The recent revolution in self-publishing has changed many things. I’ve taken advantage of this opportunity, and many thousands of would-be authors are doing the same. (Sheer numbers are creating their own challenges to book discovery, and in effect have made the elimination of gatekeepers something of a moot point). There are, in this growing crowd of author wannabes, no small number who took rejection from traditional publishing personally. They see the ability to do an end-run around the gatekeepers as a sort of personal vindication, proof the big publishers were wrong about them. They write of traditional publishing and its troubles as if the problems are well-deserved. Never mind for a moment how many of these people should have been rejected by competent editors. When someone with that attitude writes about the fate of publishing, their righteous indignation and keyboard courage combine to create some truly cringe-worthy material, often full of overstatements and wishful thinking.

Unfortunately, most of them have missed an important point. The freedom to self-publish that we now enjoy is in no way a validation of anyone’s status as an author. The ability to hit the “publish” button for Kindle Direct Press, Nook Publishing, or Kobo’s Writing Life does not mean the professional editors were wrong about you. The editors may well have been correct – about most of us – all along, and so dancing on their professional graves as if they deserve to see their careers come to an end for honestly looking after their company’s best interests, and telling you “No,” amounts to nothing more than trolling. You have accomplished very little, really, hitting that button. You’ve proven nothing. The real work of doing so comes afterward.

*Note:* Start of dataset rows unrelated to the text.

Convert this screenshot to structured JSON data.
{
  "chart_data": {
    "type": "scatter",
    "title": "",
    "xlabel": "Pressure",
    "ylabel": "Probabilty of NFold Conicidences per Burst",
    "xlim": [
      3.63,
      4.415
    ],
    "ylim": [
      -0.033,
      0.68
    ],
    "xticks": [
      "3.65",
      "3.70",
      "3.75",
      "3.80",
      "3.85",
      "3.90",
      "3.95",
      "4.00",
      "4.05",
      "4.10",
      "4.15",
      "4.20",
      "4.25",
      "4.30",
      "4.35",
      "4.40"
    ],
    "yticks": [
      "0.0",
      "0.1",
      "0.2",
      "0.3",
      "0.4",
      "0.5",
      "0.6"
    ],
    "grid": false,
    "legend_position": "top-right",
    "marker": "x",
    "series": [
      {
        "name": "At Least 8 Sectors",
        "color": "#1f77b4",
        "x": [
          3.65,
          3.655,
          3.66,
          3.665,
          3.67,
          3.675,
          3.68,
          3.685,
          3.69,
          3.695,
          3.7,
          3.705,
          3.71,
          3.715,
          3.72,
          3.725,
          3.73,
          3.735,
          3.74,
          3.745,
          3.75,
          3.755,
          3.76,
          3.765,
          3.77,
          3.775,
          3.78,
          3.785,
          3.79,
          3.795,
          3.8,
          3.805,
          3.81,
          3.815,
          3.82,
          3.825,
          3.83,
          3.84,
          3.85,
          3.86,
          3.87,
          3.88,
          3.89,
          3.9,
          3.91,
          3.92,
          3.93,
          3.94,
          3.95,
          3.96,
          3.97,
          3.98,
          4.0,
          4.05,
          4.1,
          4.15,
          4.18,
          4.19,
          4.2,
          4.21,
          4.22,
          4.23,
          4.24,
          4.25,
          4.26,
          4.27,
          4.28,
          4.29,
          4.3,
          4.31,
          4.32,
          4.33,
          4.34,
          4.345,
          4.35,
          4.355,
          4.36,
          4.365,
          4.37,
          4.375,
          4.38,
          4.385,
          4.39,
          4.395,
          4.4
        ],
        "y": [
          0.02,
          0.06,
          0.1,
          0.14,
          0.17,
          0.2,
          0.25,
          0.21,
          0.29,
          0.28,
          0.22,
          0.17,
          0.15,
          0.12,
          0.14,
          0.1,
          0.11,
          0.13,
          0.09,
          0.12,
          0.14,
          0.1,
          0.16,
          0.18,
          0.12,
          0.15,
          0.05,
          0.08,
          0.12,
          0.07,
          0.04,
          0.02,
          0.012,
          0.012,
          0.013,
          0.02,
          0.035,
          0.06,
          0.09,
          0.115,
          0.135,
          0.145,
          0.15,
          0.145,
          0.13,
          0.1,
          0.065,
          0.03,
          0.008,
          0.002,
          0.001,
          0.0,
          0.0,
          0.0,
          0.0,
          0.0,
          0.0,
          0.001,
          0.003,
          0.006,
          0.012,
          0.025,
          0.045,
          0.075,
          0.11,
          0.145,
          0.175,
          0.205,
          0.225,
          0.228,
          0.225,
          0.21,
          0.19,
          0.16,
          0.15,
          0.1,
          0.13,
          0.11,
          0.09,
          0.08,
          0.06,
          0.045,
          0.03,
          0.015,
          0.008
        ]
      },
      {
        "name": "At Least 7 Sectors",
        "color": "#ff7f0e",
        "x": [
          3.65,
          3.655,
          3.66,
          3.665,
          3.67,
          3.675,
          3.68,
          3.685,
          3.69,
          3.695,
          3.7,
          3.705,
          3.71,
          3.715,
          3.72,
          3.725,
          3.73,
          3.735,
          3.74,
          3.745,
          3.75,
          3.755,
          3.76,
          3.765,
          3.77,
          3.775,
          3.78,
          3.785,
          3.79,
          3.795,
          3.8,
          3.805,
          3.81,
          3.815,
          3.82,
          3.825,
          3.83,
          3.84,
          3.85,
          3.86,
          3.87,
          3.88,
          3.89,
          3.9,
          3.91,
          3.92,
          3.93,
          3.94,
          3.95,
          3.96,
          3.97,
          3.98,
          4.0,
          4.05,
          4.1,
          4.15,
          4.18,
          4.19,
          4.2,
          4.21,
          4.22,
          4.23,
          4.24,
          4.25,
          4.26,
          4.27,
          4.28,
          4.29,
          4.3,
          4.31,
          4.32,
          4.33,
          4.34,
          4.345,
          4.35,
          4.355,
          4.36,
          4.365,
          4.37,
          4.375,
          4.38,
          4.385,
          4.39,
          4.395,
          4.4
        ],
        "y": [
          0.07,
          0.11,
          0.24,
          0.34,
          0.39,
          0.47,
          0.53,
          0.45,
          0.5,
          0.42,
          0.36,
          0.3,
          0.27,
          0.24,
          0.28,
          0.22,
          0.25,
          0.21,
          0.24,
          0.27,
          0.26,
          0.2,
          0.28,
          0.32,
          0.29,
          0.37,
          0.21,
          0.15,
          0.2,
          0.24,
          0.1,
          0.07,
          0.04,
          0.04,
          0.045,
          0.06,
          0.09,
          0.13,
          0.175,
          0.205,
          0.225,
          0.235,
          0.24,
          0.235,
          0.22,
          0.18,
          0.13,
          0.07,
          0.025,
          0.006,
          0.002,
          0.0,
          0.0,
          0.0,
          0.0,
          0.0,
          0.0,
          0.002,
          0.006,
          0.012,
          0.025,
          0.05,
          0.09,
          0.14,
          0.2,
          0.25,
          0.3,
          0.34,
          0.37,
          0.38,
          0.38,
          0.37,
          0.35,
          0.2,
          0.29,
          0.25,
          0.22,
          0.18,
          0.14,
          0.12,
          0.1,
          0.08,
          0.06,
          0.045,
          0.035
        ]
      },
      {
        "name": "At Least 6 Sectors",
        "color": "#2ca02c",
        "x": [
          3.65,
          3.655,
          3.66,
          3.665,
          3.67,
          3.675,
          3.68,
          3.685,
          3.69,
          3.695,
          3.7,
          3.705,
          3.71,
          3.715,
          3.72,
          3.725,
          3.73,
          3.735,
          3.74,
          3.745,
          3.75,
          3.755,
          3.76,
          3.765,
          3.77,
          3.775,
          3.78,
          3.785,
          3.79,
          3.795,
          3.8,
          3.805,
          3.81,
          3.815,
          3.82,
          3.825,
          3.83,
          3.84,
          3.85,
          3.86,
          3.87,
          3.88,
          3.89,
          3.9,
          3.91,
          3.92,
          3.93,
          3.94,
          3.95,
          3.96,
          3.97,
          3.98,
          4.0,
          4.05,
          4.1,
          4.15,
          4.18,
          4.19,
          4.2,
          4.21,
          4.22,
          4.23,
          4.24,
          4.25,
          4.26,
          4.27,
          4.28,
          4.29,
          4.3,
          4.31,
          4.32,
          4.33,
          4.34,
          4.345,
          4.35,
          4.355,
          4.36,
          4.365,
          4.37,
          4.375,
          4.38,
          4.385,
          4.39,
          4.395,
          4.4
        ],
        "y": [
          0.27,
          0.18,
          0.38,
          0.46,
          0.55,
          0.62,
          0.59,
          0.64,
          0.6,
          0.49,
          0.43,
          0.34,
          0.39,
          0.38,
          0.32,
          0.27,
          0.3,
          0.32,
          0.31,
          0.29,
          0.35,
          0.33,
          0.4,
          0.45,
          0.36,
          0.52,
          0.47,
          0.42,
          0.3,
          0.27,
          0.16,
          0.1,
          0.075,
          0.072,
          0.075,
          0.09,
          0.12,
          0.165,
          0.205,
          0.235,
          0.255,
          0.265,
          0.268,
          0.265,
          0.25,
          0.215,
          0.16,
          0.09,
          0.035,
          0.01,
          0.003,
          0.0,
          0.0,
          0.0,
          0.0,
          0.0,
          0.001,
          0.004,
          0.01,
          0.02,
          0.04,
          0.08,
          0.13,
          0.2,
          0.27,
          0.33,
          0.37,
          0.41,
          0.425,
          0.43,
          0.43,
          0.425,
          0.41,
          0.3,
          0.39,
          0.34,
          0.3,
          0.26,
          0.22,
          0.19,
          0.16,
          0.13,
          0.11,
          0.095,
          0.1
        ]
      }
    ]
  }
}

Now and then I peek inside a book published by such a blogger, and it’s no surprise I usually just close the sample and move on. Sometimes I do so with a shudder. I can’t help wondering how many of these purveyors of anti-traditional publishing troll pieces will still have books available ten years from now, the currently popular estimate for publishing’s demise as we know it. How many will have succeeded, and how many, in spite of their self-righteous zeal, will have been rejected by that ultimate and unavoidable gatekeeper, the world of book readers?